3 – O não cumprimento de qualquer uma das medidas mencionadas no n.º 2 está sujeito a procedimento contraordenacional e à aplicação de coimas, conforme previsto no Decreto-Lei n.º 67/2020, de 15 de setembro.
4 – Atento o acima exposto, e o disposto nas alíneas a) e c) do n.º 1 do art.º 124.º do Código do Procedimento Administrativo, não há lugar à audiência de interessados.

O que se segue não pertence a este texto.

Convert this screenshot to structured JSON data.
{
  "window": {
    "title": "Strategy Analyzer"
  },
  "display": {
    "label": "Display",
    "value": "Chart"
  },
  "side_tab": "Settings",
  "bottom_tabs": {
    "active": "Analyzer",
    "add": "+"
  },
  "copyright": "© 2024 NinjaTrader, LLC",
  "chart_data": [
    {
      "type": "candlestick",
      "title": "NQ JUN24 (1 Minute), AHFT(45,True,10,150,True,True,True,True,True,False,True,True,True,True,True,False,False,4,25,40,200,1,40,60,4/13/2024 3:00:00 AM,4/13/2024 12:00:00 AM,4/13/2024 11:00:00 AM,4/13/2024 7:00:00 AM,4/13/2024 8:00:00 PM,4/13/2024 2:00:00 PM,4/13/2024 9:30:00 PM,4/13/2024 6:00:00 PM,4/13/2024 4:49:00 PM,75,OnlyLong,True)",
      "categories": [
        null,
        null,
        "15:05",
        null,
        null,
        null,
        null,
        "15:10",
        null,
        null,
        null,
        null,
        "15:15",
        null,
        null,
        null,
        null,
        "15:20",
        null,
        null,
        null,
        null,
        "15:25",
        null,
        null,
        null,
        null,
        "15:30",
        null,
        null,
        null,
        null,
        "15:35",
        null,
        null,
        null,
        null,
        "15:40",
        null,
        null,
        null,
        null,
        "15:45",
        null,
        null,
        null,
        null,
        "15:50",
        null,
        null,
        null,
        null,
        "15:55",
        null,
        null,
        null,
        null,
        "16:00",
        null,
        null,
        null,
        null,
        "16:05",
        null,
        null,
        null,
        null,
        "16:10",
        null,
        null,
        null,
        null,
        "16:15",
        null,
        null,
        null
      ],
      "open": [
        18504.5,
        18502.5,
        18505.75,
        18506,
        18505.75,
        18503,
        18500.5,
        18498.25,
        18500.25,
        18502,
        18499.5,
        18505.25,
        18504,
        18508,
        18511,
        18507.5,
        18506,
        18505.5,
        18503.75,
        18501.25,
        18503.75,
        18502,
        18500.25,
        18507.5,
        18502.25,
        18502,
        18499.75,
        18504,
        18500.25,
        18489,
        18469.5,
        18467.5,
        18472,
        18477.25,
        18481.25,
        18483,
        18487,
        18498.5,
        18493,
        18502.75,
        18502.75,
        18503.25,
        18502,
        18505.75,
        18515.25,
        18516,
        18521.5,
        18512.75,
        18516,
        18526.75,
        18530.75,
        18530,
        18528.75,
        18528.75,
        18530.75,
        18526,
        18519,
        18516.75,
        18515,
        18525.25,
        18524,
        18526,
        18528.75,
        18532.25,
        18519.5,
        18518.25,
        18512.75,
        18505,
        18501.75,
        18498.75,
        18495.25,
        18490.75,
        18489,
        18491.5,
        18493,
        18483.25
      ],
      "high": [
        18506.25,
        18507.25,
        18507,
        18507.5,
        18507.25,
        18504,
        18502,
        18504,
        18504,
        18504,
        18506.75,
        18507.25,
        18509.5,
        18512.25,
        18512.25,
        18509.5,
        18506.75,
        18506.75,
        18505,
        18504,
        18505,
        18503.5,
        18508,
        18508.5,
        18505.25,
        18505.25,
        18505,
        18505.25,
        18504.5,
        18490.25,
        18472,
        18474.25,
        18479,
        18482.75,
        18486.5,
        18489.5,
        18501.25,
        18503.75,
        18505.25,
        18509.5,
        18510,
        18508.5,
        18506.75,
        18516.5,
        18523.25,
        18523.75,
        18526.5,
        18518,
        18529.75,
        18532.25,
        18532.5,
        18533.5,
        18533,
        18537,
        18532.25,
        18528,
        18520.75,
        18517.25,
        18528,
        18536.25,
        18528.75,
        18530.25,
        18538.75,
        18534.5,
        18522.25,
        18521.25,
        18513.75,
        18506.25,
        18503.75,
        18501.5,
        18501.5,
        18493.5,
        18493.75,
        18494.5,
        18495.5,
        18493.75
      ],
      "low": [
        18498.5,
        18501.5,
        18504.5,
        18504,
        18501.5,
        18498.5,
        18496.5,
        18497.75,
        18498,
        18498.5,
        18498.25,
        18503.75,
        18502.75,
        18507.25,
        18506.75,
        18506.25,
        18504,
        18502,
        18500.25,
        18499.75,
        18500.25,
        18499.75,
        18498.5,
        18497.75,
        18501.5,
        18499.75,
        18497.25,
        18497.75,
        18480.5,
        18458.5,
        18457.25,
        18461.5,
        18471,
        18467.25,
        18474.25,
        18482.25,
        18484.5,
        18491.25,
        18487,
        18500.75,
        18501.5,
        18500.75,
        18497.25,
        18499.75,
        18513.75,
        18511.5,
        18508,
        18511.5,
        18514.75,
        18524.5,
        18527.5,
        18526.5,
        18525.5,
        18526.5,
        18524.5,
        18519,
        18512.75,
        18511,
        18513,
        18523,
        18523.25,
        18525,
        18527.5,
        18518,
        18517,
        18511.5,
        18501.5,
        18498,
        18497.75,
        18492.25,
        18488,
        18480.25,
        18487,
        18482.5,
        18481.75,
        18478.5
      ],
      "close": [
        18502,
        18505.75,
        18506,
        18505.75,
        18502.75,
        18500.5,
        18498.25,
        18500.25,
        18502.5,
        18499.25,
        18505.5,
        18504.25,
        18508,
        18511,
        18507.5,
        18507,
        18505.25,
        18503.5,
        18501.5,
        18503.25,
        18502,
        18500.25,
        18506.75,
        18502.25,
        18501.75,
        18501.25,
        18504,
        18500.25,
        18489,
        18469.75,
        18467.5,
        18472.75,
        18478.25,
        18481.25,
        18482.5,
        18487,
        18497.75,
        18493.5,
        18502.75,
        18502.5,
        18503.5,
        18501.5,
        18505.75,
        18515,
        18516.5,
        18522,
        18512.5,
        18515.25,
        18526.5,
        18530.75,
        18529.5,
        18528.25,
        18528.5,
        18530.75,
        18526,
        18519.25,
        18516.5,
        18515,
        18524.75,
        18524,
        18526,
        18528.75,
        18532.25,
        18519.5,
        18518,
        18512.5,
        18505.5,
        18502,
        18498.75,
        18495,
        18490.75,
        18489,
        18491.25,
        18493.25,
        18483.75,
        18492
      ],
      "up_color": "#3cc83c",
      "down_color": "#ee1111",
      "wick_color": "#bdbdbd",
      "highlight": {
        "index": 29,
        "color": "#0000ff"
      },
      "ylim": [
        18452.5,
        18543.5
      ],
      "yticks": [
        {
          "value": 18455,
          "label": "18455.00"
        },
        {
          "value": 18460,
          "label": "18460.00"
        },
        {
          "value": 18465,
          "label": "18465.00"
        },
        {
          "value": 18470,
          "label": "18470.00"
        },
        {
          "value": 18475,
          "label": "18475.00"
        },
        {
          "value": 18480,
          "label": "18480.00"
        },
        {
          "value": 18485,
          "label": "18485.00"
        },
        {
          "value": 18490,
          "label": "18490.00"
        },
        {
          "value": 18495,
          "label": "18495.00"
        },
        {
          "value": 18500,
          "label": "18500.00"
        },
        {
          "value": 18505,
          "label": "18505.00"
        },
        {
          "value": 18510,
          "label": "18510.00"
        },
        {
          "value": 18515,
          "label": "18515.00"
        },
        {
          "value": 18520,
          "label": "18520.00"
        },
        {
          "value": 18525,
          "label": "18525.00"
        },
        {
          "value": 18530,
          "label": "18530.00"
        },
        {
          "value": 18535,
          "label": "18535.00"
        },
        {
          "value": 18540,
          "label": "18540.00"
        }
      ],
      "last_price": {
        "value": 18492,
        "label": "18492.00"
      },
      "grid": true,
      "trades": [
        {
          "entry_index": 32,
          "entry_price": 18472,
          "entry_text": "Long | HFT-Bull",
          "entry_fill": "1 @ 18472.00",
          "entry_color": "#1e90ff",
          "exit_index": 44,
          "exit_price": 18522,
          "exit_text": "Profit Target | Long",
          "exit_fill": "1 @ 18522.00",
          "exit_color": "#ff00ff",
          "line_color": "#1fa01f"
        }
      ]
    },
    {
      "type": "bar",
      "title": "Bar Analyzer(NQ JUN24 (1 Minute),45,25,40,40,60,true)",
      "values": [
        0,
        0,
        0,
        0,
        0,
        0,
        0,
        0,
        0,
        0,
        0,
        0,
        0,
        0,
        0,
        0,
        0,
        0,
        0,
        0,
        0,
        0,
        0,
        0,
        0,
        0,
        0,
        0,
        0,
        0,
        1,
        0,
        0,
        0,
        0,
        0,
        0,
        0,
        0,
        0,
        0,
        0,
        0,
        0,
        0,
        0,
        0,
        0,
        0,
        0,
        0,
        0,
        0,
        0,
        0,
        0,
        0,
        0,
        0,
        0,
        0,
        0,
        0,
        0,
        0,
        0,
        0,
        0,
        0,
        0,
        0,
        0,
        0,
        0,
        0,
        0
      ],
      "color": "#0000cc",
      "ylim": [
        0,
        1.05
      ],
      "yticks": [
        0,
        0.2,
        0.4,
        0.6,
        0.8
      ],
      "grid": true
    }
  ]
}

5 – Qualquer suspeita da presença da doença, na região norte do país, deve ser de imediato comunicada para o email fitossanidade.centro@dgav.pt ou fitossanidade.florestal@icnf.pt
6 – Para qualquer esclarecimento adicional relativo a este assunto, os interessados devem consultar o sítio da Internet da DGAV https://www.dgav.pt/plantas/conteudo/sanidade-vegetal/inspecao-fitossanitaria/informacao-fitossanitaria/xylella-fastidiosa/
7 – A leitura do presente Edital não dispensa a consulta da lei vigente.
8 – A presente notificação vigora até à publicação posterior de outra no mesmo âmbito.